Both LG and Samsung offered their own brand-specific takes on transparent displays.
LG showed off its LG Signature OLED T (for transparent) product. A fish tank-esque piece of equipment, the OLED T utilizes LGs Zero Connect Box to wirelessly stream content to the display, allowing the TV itself to stand free of cables and resemble a unique piece of furniture. Contrast film can be unrolled to give the display a traditional TV look, but when down the images on screen appear to almost float on the display.
Per on-site reviews of the OLED T demo, the picture, while strong, wasn’t quite up to the level of some of LG’s strongest OLED displays. So, it seems there will certainly be a little give-and-take with the OLED T.
Not to be outdone, Samsung showed off a transparent display of its own in the form of the first-ever transparent microLED screen. For its part, Samsung said that its transparent microLED display would produce not only a brighter and more vibrant image, but it claims that the microLED technology will also make it an easier display to see through compared to other transparent displays. To help showcase its technology, Samsung put one of its transparent displays in front of another non-transparent one that had a cityscape pictured. The transparent display then began a fireworks show on top of the cityscape.
What’s unique about these transparent displays – no matter the brand or posturing over who does it better – is the depth they provide to the pictures displayed. The fireworks in the Samsung demo appear to actually be happening in the city pictured. LG’s film-less demo showed fire rolling across the display, which actually made it seem like the inside of the box was in fact on fire.
The natural question around this type (or any) type of new technology is why do we need it, followed up by who’s going to want this? The ‘why’ has everything to do with what’s been happening in the design world over the past few years. There’s a clear and distinct desire to do something about the large black box that sits in the center of any living room. Designers and consumers alike are looking for ways to better utilize that space or hide the TV altogether. LG’s rollable TV of a few years ago, the Samsung Frame TV, these transparent displays – they all attempt to address the distaste of wasted space in the living room.

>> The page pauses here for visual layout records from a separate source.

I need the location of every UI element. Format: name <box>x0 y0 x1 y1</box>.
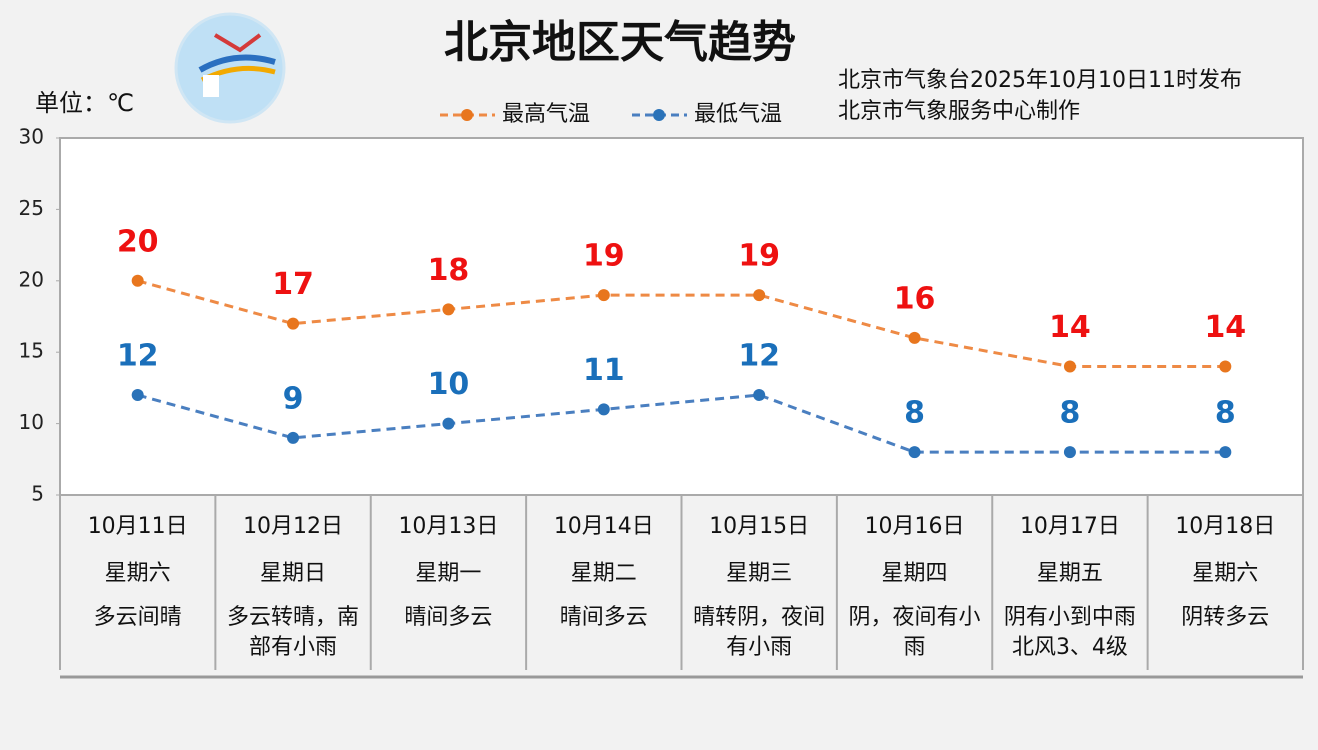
date-label: 10月12日 <box>243 514 344 539</box>
data-label: 18 <box>428 253 470 288</box>
point <box>1219 446 1232 459</box>
subtitle: 北京市气象台2025年10月10日11时发布 <box>838 68 1242 93</box>
data-label: 14 <box>1049 310 1091 345</box>
data-label: 16 <box>894 281 936 316</box>
weekday-label: 星期二 <box>570 561 637 586</box>
weather-label: 多云转晴，南部有小雨 <box>227 605 360 660</box>
point <box>287 431 300 444</box>
point <box>287 317 300 330</box>
data-label: 11 <box>583 353 625 388</box>
weekday-label: 星期三 <box>726 561 793 586</box>
point <box>442 303 455 316</box>
data-label: 12 <box>117 339 159 374</box>
data-label: 12 <box>738 339 780 374</box>
weekday-label: 星期五 <box>1036 561 1103 586</box>
date-label: 10月11日 <box>87 514 188 539</box>
series-line <box>137 279 1226 368</box>
weather-label: 晴间多云 <box>559 605 648 630</box>
y-tick-label: 5 <box>31 482 44 506</box>
legend-marker <box>653 109 665 121</box>
data-label: 19 <box>738 239 780 274</box>
point <box>131 389 144 402</box>
weather-label: 阴，夜间有小雨 <box>848 605 981 660</box>
weekday-label: 星期日 <box>260 561 327 586</box>
weather-label: 晴间多云 <box>404 605 493 630</box>
date-label: 10月16日 <box>864 514 965 539</box>
weather-label: 晴转阴，夜间有小雨 <box>693 605 826 660</box>
point <box>1063 446 1076 459</box>
date-label: 10月13日 <box>398 514 499 539</box>
point <box>442 417 455 430</box>
point <box>131 274 144 287</box>
data-label: 10 <box>428 367 470 402</box>
data-label: 8 <box>1215 396 1236 431</box>
weekday-label: 星期四 <box>881 561 948 586</box>
weather-label: 多云间晴 <box>93 605 182 630</box>
point <box>1063 360 1076 373</box>
y-tick-label: 20 <box>19 267 44 291</box>
legend-marker <box>461 109 473 121</box>
y-tick-label: 15 <box>19 339 44 363</box>
y-tick-label: 30 <box>19 125 44 149</box>
weather-label: 阴转多云 <box>1181 605 1270 630</box>
data-label: 20 <box>117 224 159 259</box>
y-tick-label: 25 <box>19 196 44 220</box>
plot-frame <box>59 137 1304 496</box>
weekday-label: 星期六 <box>104 561 171 586</box>
point <box>908 446 921 459</box>
date-label: 10月18日 <box>1175 514 1276 539</box>
series-line <box>137 393 1226 454</box>
weekday-label: 星期一 <box>415 561 482 586</box>
y-tick-label: 10 <box>19 410 44 434</box>
data-label: 8 <box>904 396 925 431</box>
date-label: 10月15日 <box>709 514 810 539</box>
data-label: 14 <box>1204 310 1246 345</box>
logo <box>174 12 286 124</box>
data-label: 19 <box>583 239 625 274</box>
data-label: 17 <box>272 267 314 302</box>
chart-title: 北京地区天气趋势 <box>444 17 796 68</box>
point <box>753 389 766 402</box>
point <box>753 289 766 302</box>
point <box>908 331 921 344</box>
weekday-label: 星期六 <box>1192 561 1259 586</box>
point <box>597 403 610 416</box>
data-label: 9 <box>283 381 304 416</box>
date-label: 10月14日 <box>553 514 654 539</box>
date-label: 10月17日 <box>1019 514 1120 539</box>
legend-label: 最低气温 <box>694 102 782 127</box>
data-label: 8 <box>1060 396 1081 431</box>
legend-label: 最高气温 <box>502 102 590 127</box>
point <box>597 289 610 302</box>
subtitle: 北京市气象服务中心制作 <box>838 99 1080 124</box>
unit-label: 单位：℃ <box>35 89 134 117</box>
weather-label: 阴有小到中雨北风3、4级 <box>1003 605 1136 660</box>
point <box>1219 360 1232 373</box>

And there’s evidence that points to this being more than a fad. The aforementioned Samsung Frame TV has generated enough success for that brand that Samsung, at this CES, unveiled a speaker lineup inspired by the same concept. The Music Frame is a customizable speaker that resembles a picture frame on the wall but features built-in woofers along with intelligent audio-processing tech. It can pair with the latest Samsung TVs and soundbars or operate as a standalone speaker.

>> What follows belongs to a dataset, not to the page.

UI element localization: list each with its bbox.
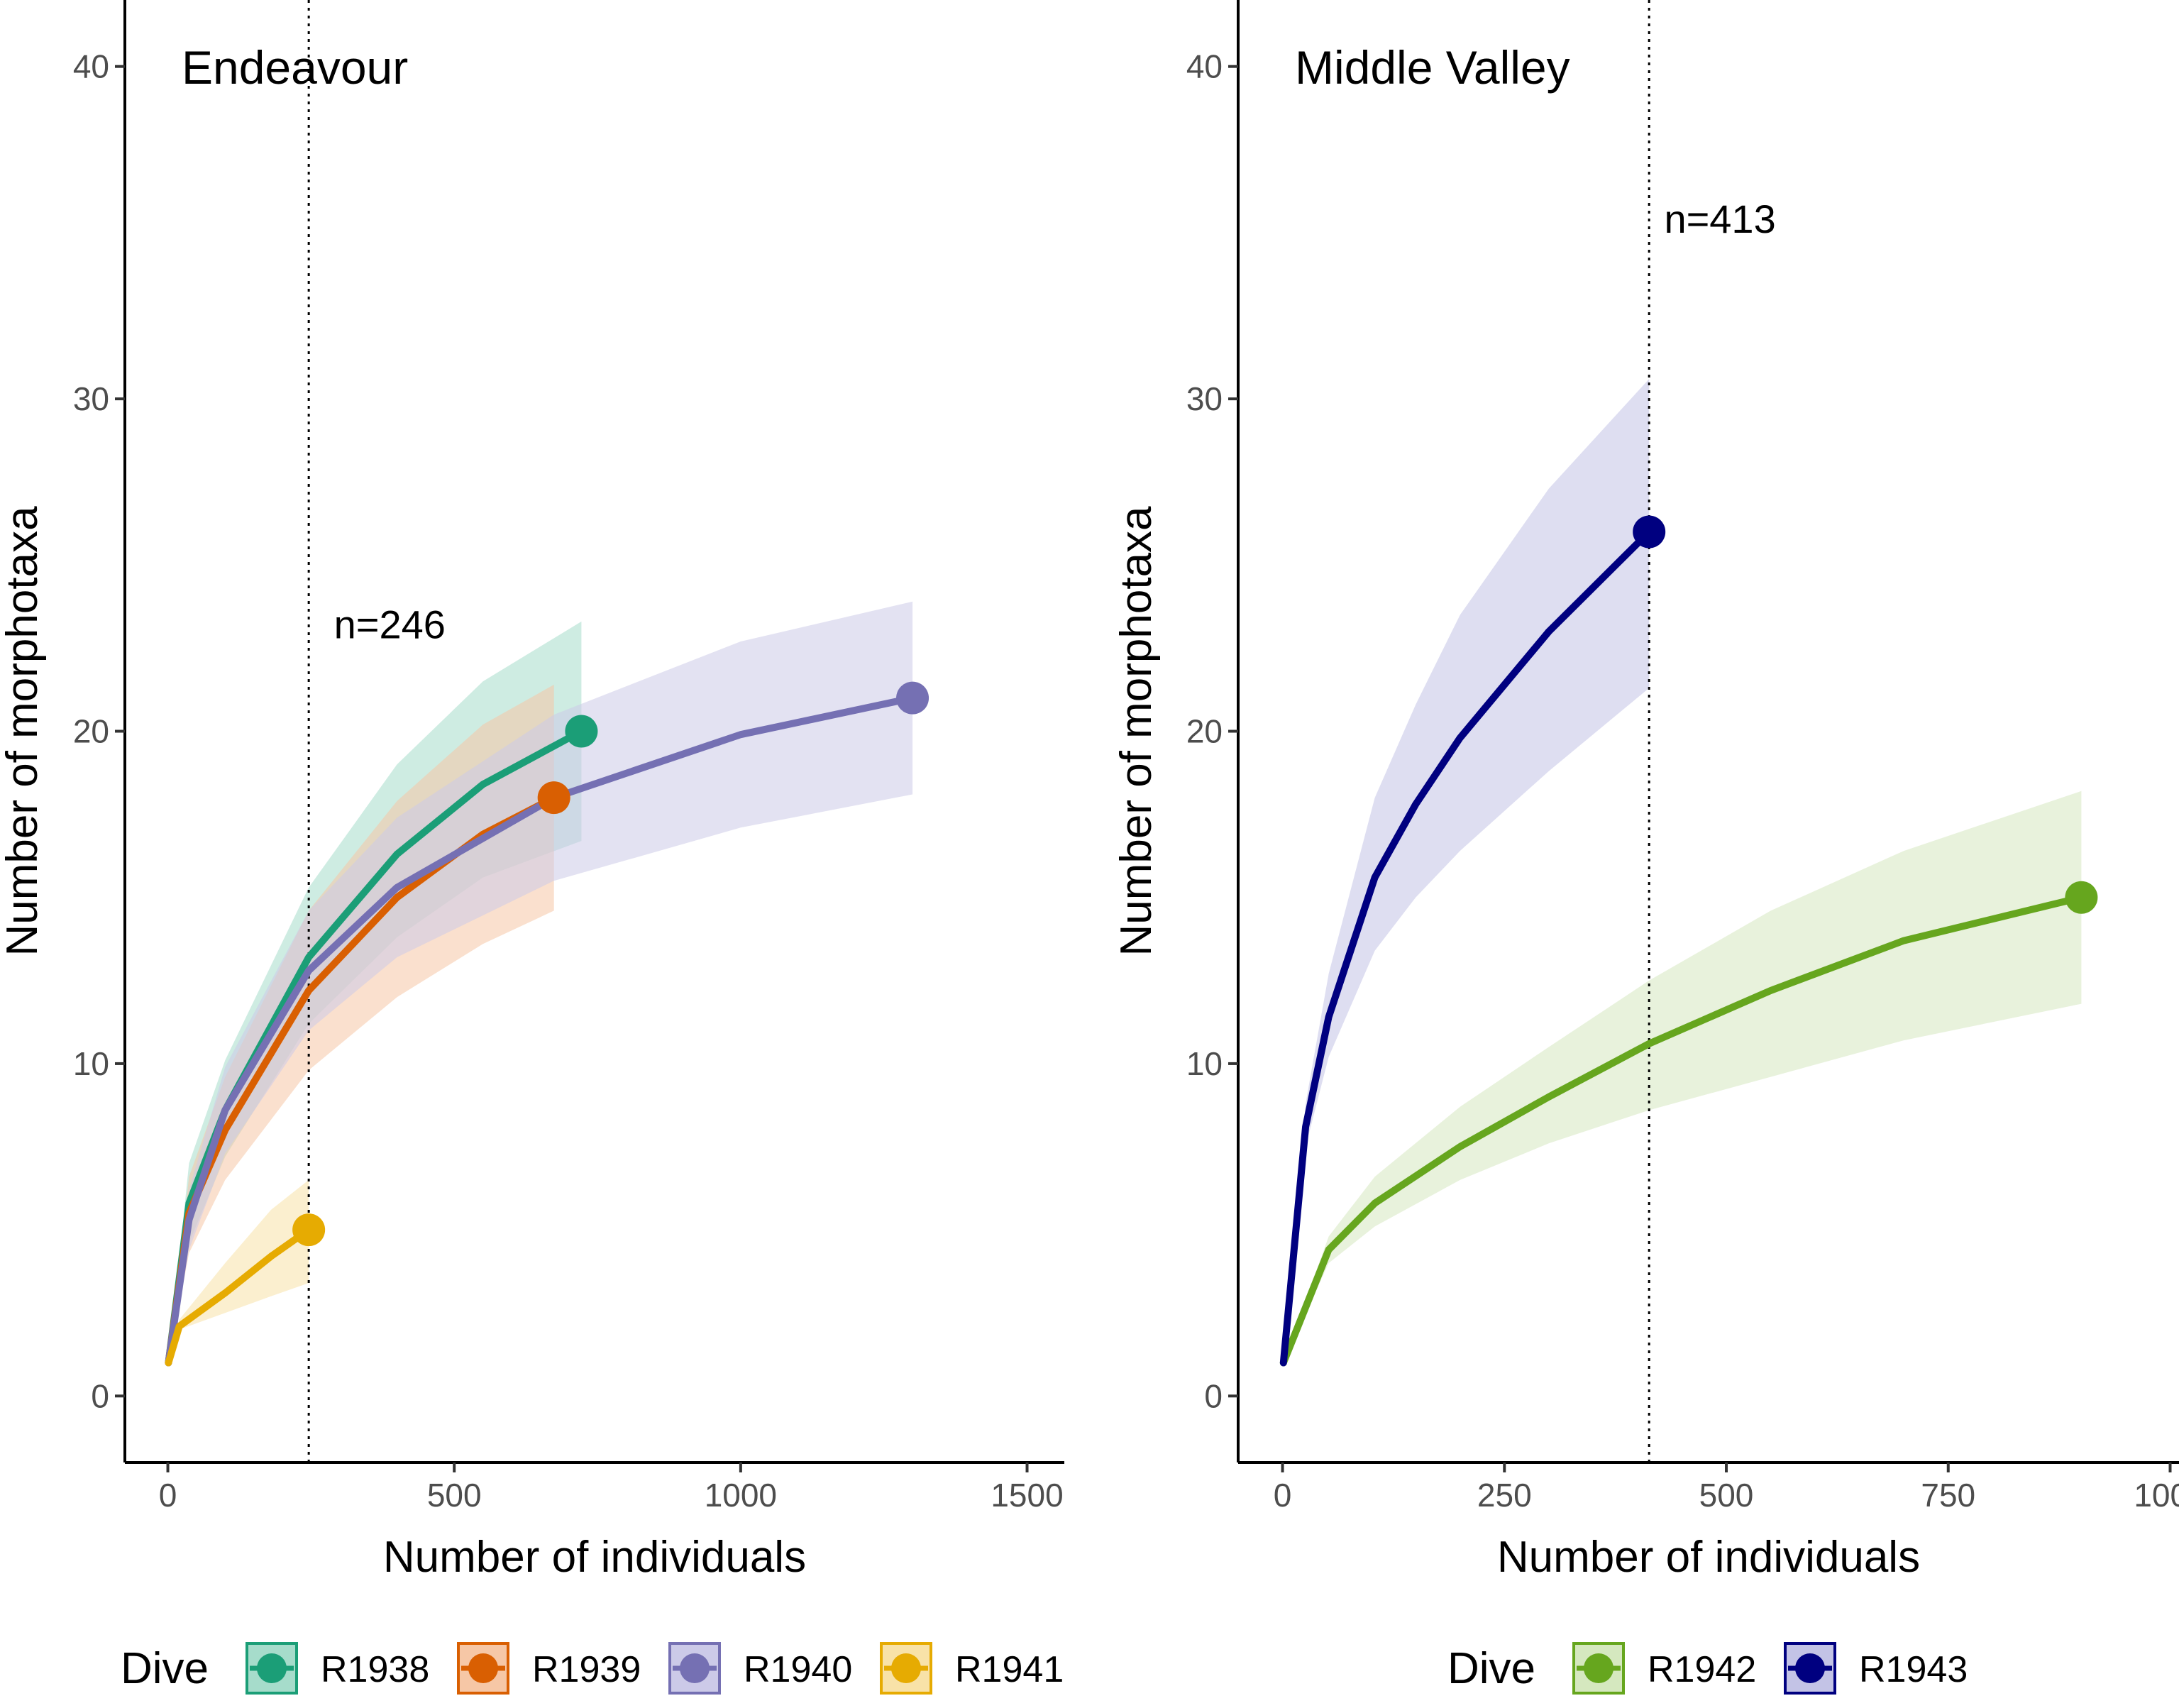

Circling back to the transparent displays, LG’s OLED Signature T is the only model that appears to have a target launch date within the 2024 calendar year. The other unknown is what these transparent displays will cost. Though, looking at previous advanced technology TV launches, a safe estimate might be within the five-figure range.
And that brings us to the latter question: Who’s going to want these displays? Early adopters, of course. Customers that can’t wait for the second generation of a new technology. They’re out there. They’re in your communities. And when something like this launches they’ll be the ones to search you out and find you.
Because, like every other major tech launch, this is something that needs to be experienced in person before the big purchase decision is made. And consumers will only get the best possible in-person experience from their local independent retailer.